Over winter there is not much point trying to do anything about it. If I rake it all up guaranteed the next week there will be strong winds and it ends up just as messy as it was before. So yesterday I did rake and made a lovely pile in the back corner which will be left to biodegrade – that is if the chooks can leave it alone long enough – and there is now a strong wind warning for our area. Of course.
And clearly, there is little chance of the chickens leaving it alone for very long. If you move something to a new place, it suddenly becomes fascinating and exciting and must be explored, pecked, scratched, and not left alone until every possible treat has been exposed and eaten.
Little Kitty looking in – why can’t I be in there?
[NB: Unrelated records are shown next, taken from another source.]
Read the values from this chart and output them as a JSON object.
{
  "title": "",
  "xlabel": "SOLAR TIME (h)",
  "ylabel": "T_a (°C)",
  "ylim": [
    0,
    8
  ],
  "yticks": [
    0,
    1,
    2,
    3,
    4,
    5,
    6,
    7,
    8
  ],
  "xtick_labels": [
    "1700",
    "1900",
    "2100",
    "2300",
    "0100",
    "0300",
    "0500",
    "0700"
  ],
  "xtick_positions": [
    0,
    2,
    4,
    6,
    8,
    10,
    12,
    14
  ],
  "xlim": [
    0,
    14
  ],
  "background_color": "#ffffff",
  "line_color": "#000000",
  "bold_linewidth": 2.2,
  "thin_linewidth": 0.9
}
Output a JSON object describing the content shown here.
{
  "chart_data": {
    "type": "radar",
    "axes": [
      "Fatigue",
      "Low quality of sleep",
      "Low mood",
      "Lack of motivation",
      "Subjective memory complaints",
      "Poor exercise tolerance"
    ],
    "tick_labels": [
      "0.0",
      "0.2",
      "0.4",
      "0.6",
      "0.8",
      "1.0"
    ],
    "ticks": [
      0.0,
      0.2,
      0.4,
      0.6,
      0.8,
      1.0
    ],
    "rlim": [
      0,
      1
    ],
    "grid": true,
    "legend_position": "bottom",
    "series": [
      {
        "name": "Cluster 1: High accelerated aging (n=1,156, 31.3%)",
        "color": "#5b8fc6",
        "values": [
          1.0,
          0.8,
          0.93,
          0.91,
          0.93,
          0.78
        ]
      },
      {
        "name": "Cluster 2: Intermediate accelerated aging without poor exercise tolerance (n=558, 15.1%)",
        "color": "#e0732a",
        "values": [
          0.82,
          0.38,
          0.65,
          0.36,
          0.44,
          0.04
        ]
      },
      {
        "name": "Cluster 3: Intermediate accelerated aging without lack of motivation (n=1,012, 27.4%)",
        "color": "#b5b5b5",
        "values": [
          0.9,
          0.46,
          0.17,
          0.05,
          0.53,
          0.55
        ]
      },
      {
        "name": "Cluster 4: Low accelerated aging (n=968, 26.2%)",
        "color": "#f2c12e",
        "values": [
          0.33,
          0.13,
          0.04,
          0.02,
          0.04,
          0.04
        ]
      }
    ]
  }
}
Well, little kitty is not used to chickens yet. She thinks they are great fun to chase. The chooks respectfully decline this, and gave her several decent peckings to convince her they are a formidable force. She does not seem to mind and continues to chase. I will slowly teach her this is a bad thing, over time. At this point she’d got annoying and the chooks were clucking and tut-tutting her, and there was even a few wing flaps and bagerking in her direction, so she was sent back to the regular yard for my sanity and for her own safety.
Usually we will clean out the coop in the last week or two of autumn, and then leave them be other than occasionally scooping the poop out of their coop, throwing them their many treats and collecting any eggs. You can’t be so lax in summer because in the heat the poop gets quite smelly but in winter you can leave it a few days – some people actually leave it the whole winter which is perfectly ok – they use a system called deep litter. Long story so google it if you want to know more.
The chooks laying area cleaned out.
The chooks laying area with fresh new wood shavings. They will make some very fascinating circle shaped nests in here. I will have to remember to take a photo.
One thing I do not clean out is the spider webs. There is only one place (in my mind) where a spider is welcome and it is within the chicken coop. If they can survive the pecking beaks of the chooks, they can eat a multitude of flies. If I spot a poisonous one I do usually squish that because I’m none too sure on whether they are poisonous to chooks or not.
The girls hanging out, here are a couple more shots. :) Happy moments for my girls.